Two Landmark Cases Pose Fundamental Questions About Individual Liberty in America Today

By: June 18, 2011

When I first became interested in the subjects of politics, government, and history in high school and college, I was  fascinated by the idea of  “landmark” Supreme Court decisions. The 1954 Brown v. The Topeka Board of Education decision fit that category, and it captured my attention.  “Landmark” decisions, I knew, were those that shaped the future course of our nation’s history.

There are two potential “landmark” Supreme Court decisions expected in the near future that we all should follow closely.  The first decision will come in response to the various challenges to “Obamacare” that should reach our highest court next year.  In addition,  the pending National Labor Relations Board v. Boeing  “regulatory” case may also make it to the Supreme Court.
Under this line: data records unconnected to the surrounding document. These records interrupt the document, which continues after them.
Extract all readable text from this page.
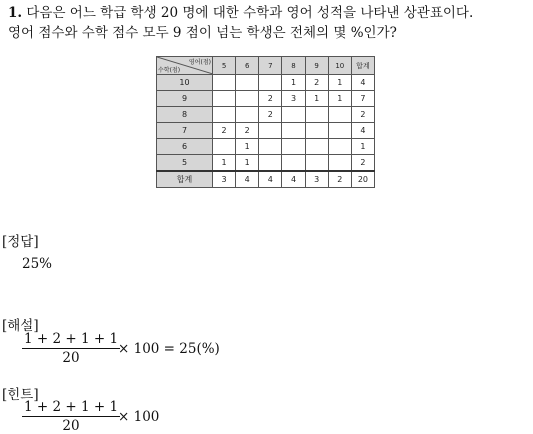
1. 다음은 어느 학급 학생 20 명에 대한 수학과 영어 성적을 나타낸 상관표이다.
영어 점수와 수학 점수 모두 9 점이 넘는 학생은 전체의 몇 %인가?
영어(점)
수학(점)	5	6	7	8	9	10	합계
10				1	2	1	4
9			2	3	1	1	7
8			2				2
7	2	2					4
6		1					1
5	1	1					2
합계	3	4	4	4	3	2	20
[정답]
25%
[해설]
1 + 2 + 1 + 1
20
× 100 = 25(%)
[힌트]
1 + 2 + 1 + 1
20
× 100
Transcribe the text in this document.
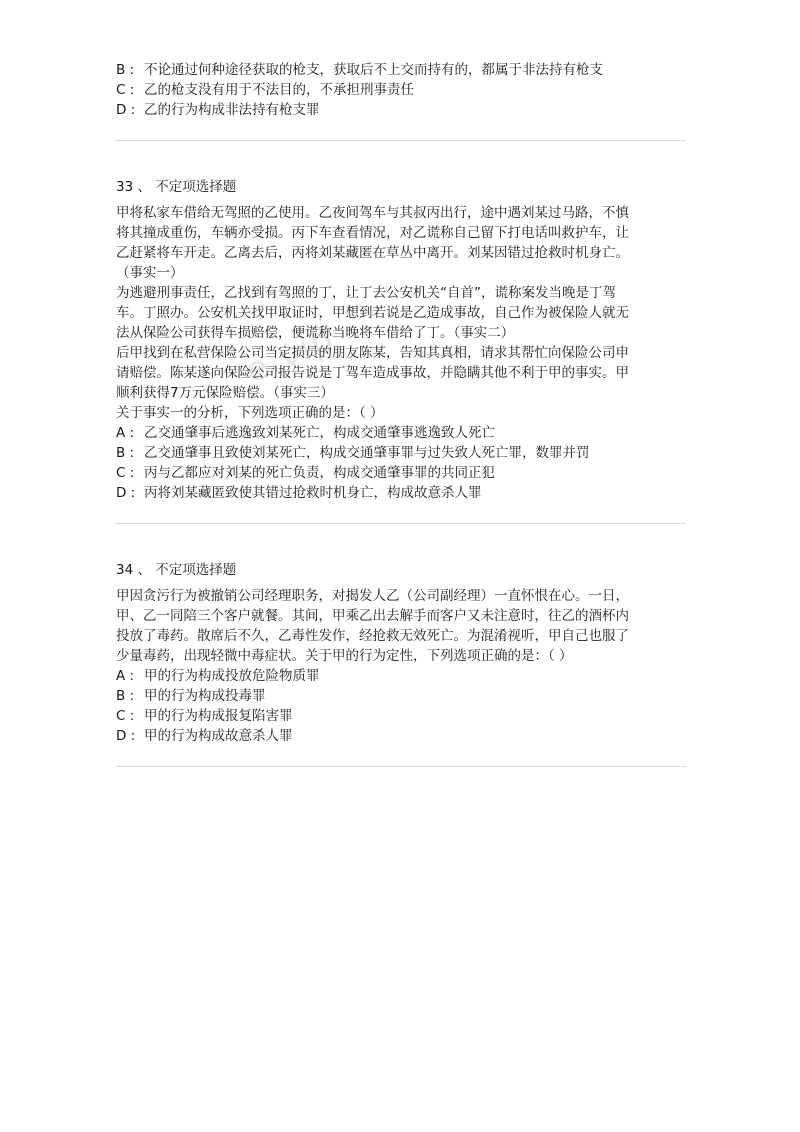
e.vip
B : 不论通过何种途径获取的枪支，获取后不上交而持有的，都属于非法持有枪支
C : 乙的枪支没有用于不法目的，不承担刑事责任
D : 乙的行为构成非法持有枪支罪
33 、 不定项选择题

甲将私家车借给无驾照的乙使用。乙夜间驾车与其叔丙出行，途中遇刘某过马路，不慎

将其撞成重伤，车辆亦受损。丙下车查看情况，对乙谎称自己留下打电话叫救护车，让

乙赶紧将车开走。乙离去后，丙将刘某藏匿在草丛中离开。刘某因错过抢救时机身亡。

（事实一）

为逃避刑事责任，乙找到有驾照的丁，让丁去公安机关“自首”，谎称案发当晚是丁驾

车。丁照办。公安机关找甲取证时，甲想到若说是乙造成事故，自己作为被保险人就无

法从保险公司获得车损赔偿，便谎称当晚将车借给了丁。（事实二）

后甲找到在私营保险公司当定损员的朋友陈某，告知其真相，请求其帮忙向保险公司申

请赔偿。陈某遂向保险公司报告说是丁驾车造成事故，并隐瞒其他不利于甲的事实。甲

顺利获得7万元保险赔偿。（事实三）

关于事实一的分析，下列选项正确的是：（ ）

A : 乙交通肇事后逃逸致刘某死亡，构成交通肇事逃逸致人死亡
B : 乙交通肇事且致使刘某死亡，构成交通肇事罪与过失致人死亡罪，数罪并罚
C : 丙与乙都应对刘某的死亡负责，构成交通肇事罪的共同正犯
D : 丙将刘某藏匿致使其错过抢救时机身亡，构成故意杀人罪
34 、 不定项选择题

甲因贪污行为被撤销公司经理职务，对揭发人乙（公司副经理）一直怀恨在心。一日，

甲、乙一同陪三个客户就餐。其间，甲乘乙出去解手而客户又未注意时，往乙的酒杯内

投放了毒药。散席后不久，乙毒性发作，经抢救无效死亡。为混淆视听，甲自己也服了

少量毒药，出现轻微中毒症状。关于甲的行为定性，下列选项正确的是：（ ）

A : 甲的行为构成投放危险物质罪
B : 甲的行为构成投毒罪
C : 甲的行为构成报复陷害罪
D : 甲的行为构成故意杀人罪
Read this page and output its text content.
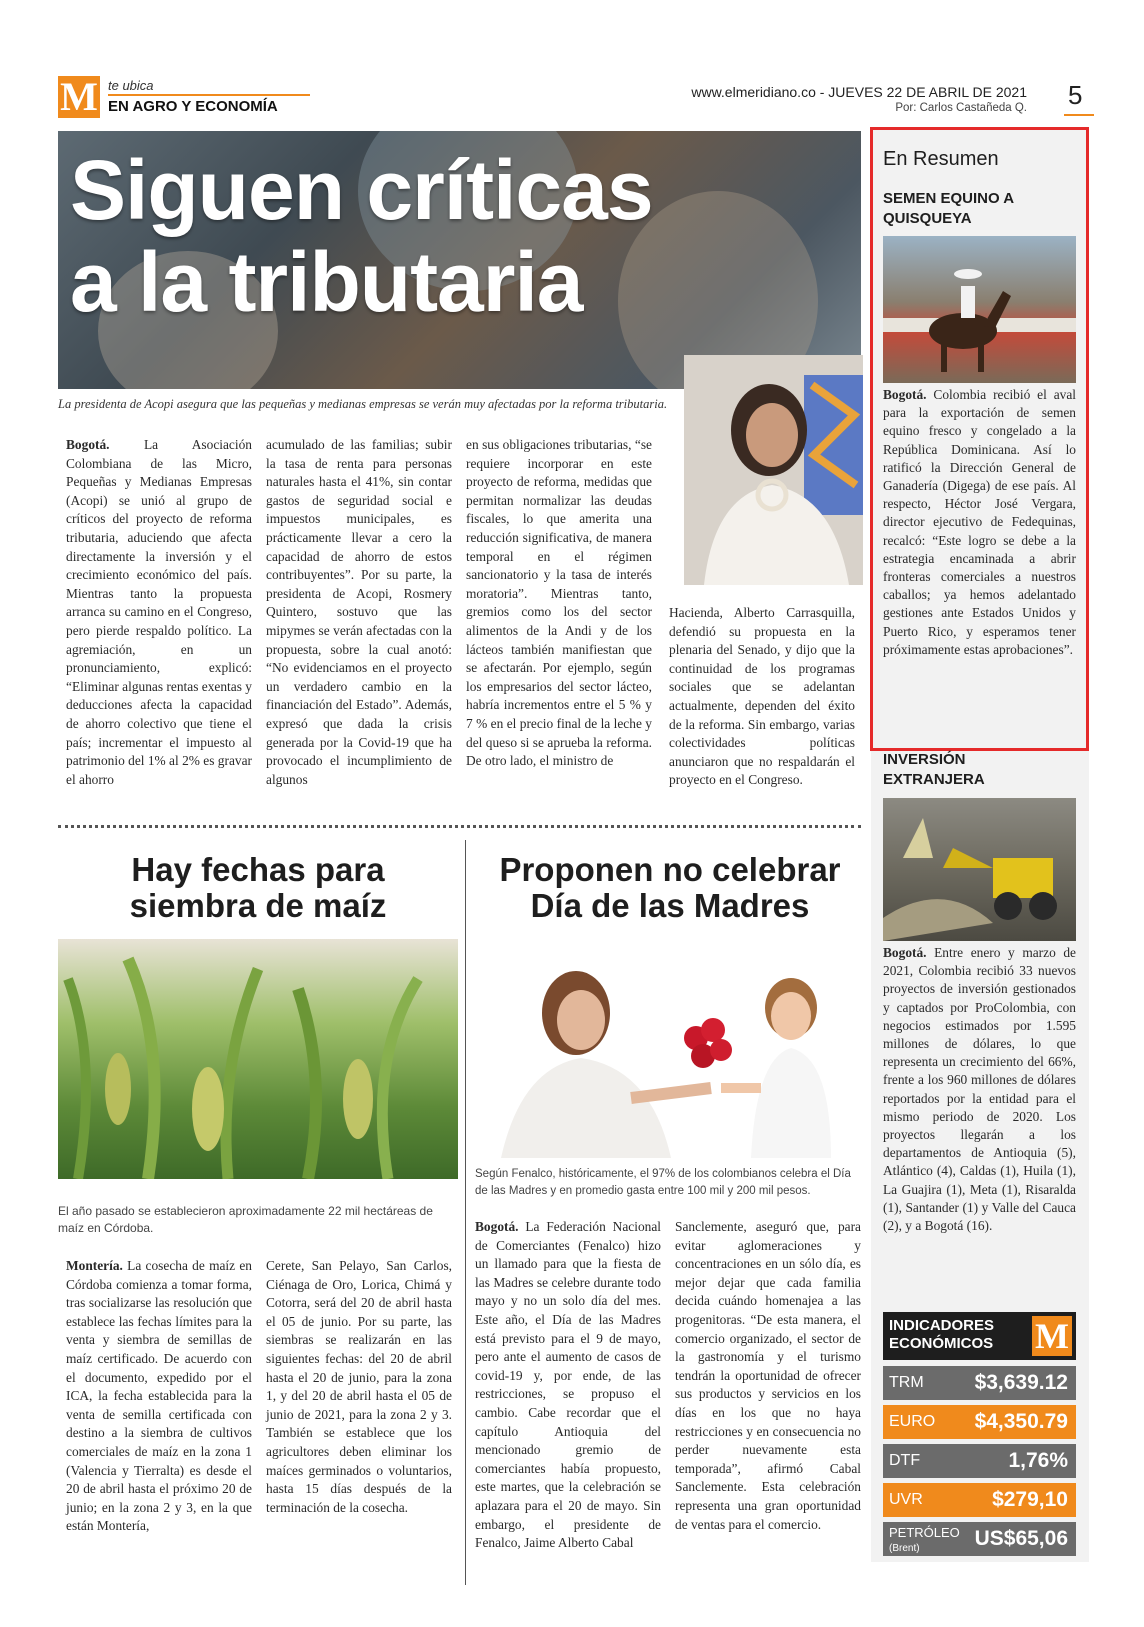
M te ubica
EN AGRO Y ECONOMÍA
www.elmeridiano.co - JUEVES 22 DE ABRIL DE 2021
Por: Carlos Castañeda Q. 5
Siguen críticas
a la tributaria
La presidenta de Acopi asegura que las pequeñas y medianas empresas se verán muy afectadas por la reforma tributaria.
Bogotá. La Asociación Colombiana de las Micro, Pequeñas y Medianas Empresas (Acopi) se unió al grupo de críticos del proyecto de reforma tributaria, aduciendo que afecta directamente la inversión y el crecimiento económico del país. Mientras tanto la propuesta arranca su camino en el Congreso, pero pierde respaldo político. La agremiación, en un pronunciamiento, explicó: “Eliminar algunas rentas exentas y deducciones afecta la capacidad de ahorro colectivo que tiene el país; incrementar el impuesto al patrimonio del 1% al 2% es gravar el ahorro
acumulado de las familias; subir la tasa de renta para personas naturales hasta el 41%, sin contar gastos de seguridad social e impuestos municipales, es prácticamente llevar a cero la capacidad de ahorro de estos contribuyentes”. Por su parte, la presidenta de Acopi, Rosmery Quintero, sostuvo que las mipymes se verán afectadas con la propuesta, sobre la cual anotó: “No evidenciamos en el proyecto un verdadero cambio en la financiación del Estado”. Además, expresó que dada la crisis generada por la Covid-19 que ha provocado el incumplimiento de algunos
en sus obligaciones tributarias, “se requiere incorporar en este proyecto de reforma, medidas que permitan normalizar las deudas fiscales, lo que amerita una reducción significativa, de manera temporal en el régimen sancionatorio y la tasa de interés moratoria”. Mientras tanto, gremios como los del sector alimentos de la Andi y de los lácteos también manifiestan que se afectarán. Por ejemplo, según los empresarios del sector lácteo, habría incrementos entre el 5 % y 7 % en el precio final de la leche y del queso si se aprueba la reforma. De otro lado, el ministro de
Hacienda, Alberto Carrasquilla, defendió su propuesta en la plenaria del Senado, y dijo que la continuidad de los programas sociales que se adelantan actualmente, dependen del éxito de la reforma. Sin embargo, varias colectividades políticas anunciaron que no respaldarán el proyecto en el Congreso.
Hay fechas para
siembra de maíz
El año pasado se establecieron aproximadamente 22 mil hectáreas de maíz en Córdoba.
Montería. La cosecha de maíz en Córdoba comienza a tomar forma, tras socializarse las resolución que establece las fechas límites para la venta y siembra de semillas de maíz certificado. De acuerdo con el documento, expedido por el ICA, la fecha establecida para la venta de semilla certificada con destino a la siembra de cultivos comerciales de maíz en la zona 1 (Valencia y Tierralta) es desde el 20 de abril hasta el próximo 20 de junio; en la zona 2 y 3, en la que están Montería,
Cerete, San Pelayo, San Carlos, Ciénaga de Oro, Lorica, Chimá y Cotorra, será del 20 de abril hasta el 05 de junio. Por su parte, las siembras se realizarán en las siguientes fechas: del 20 de abril hasta el 20 de junio, para la zona 1, y del 20 de abril hasta el 05 de junio de 2021, para la zona 2 y 3. También se establece que los agricultores deben eliminar los maíces germinados o voluntarios, hasta 15 días después de la terminación de la cosecha.
Proponen no celebrar
Día de las Madres
Según Fenalco, históricamente, el 97% de los colombianos celebra el Día de las Madres y en promedio gasta entre 100 mil y 200 mil pesos.
Bogotá. La Federación Nacional de Comerciantes (Fenalco) hizo un llamado para que la fiesta de las Madres se celebre durante todo mayo y no un solo día del mes. Este año, el Día de las Madres está previsto para el 9 de mayo, pero ante el aumento de casos de covid-19 y, por ende, de las restricciones, se propuso el cambio. Cabe recordar que el capítulo Antioquia del mencionado gremio de comerciantes había propuesto, este martes, que la celebración se aplazara para el 20 de mayo. Sin embargo, el presidente de Fenalco, Jaime Alberto Cabal
Sanclemente, aseguró que, para evitar aglomeraciones y concentraciones en un sólo día, es mejor dejar que cada familia decida cuándo homenajea a las progenitoras. “De esta manera, el comercio organizado, el sector de la gastronomía y el turismo tendrán la oportunidad de ofrecer sus productos y servicios en los días en los que no haya restricciones y en consecuencia no perder nuevamente esta temporada”, afirmó Cabal Sanclemente. Esta celebración representa una gran oportunidad de ventas para el comercio.
En Resumen
SEMEN EQUINO A QUISQUEYA
Bogotá. Colombia recibió el aval para la exportación de semen equino fresco y congelado a la República Dominicana. Así lo ratificó la Dirección General de Ganadería (Digega) de ese país. Al respecto, Héctor José Vergara, director ejecutivo de Fedequinas, recalcó: “Este logro se debe a la estrategia encaminada a abrir fronteras comerciales a nuestros caballos; ya hemos adelantado gestiones ante Estados Unidos y Puerto Rico, y esperamos tener próximamente estas aprobaciones”.
INVERSIÓN EXTRANJERA
Bogotá. Entre enero y marzo de 2021, Colombia recibió 33 nuevos proyectos de inversión gestionados y captados por ProColombia, con negocios estimados por 1.595 millones de dólares, lo que representa un crecimiento del 66%, frente a los 960 millones de dólares reportados por la entidad para el mismo periodo de 2020. Los proyectos llegarán a los departamentos de Antioquia (5), Atlántico (4), Caldas (1), Huila (1), La Guajira (1), Meta (1), Risaralda (1), Santander (1) y Valle del Cauca (2), y a Bogotá (16).
INDICADORES
ECONÓMICOS M
TRM $3,639.12
EURO $4,350.79
DTF	1,76%
UVR	$279,10
PETRÓLEO
(Brent)	US$65,06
Though the Obamacare cases have received far more publicity, both will have far-reaching implications for our country’s future.

These cases ask two important questions, fundamental to our concepts of individual liberty guaranteed by the Constitution:

1. Can the federal government prevent a business from choosing where to locate its facilities, make capital investments, and hire people?

2. Can the federal government force an individual to buy a specific product?

I would like to see the Voices of the Tea Party publish an e-book written by a qualified constitutional law scholar that closely examines the questions that I have raised about these “landmark cases”.  When the final decisions come down, such a book would be very helpful to those of us who want to understand the full implications of the final decisions.

Quincy Williams is a tea party supporter who works for local government in a Blue State.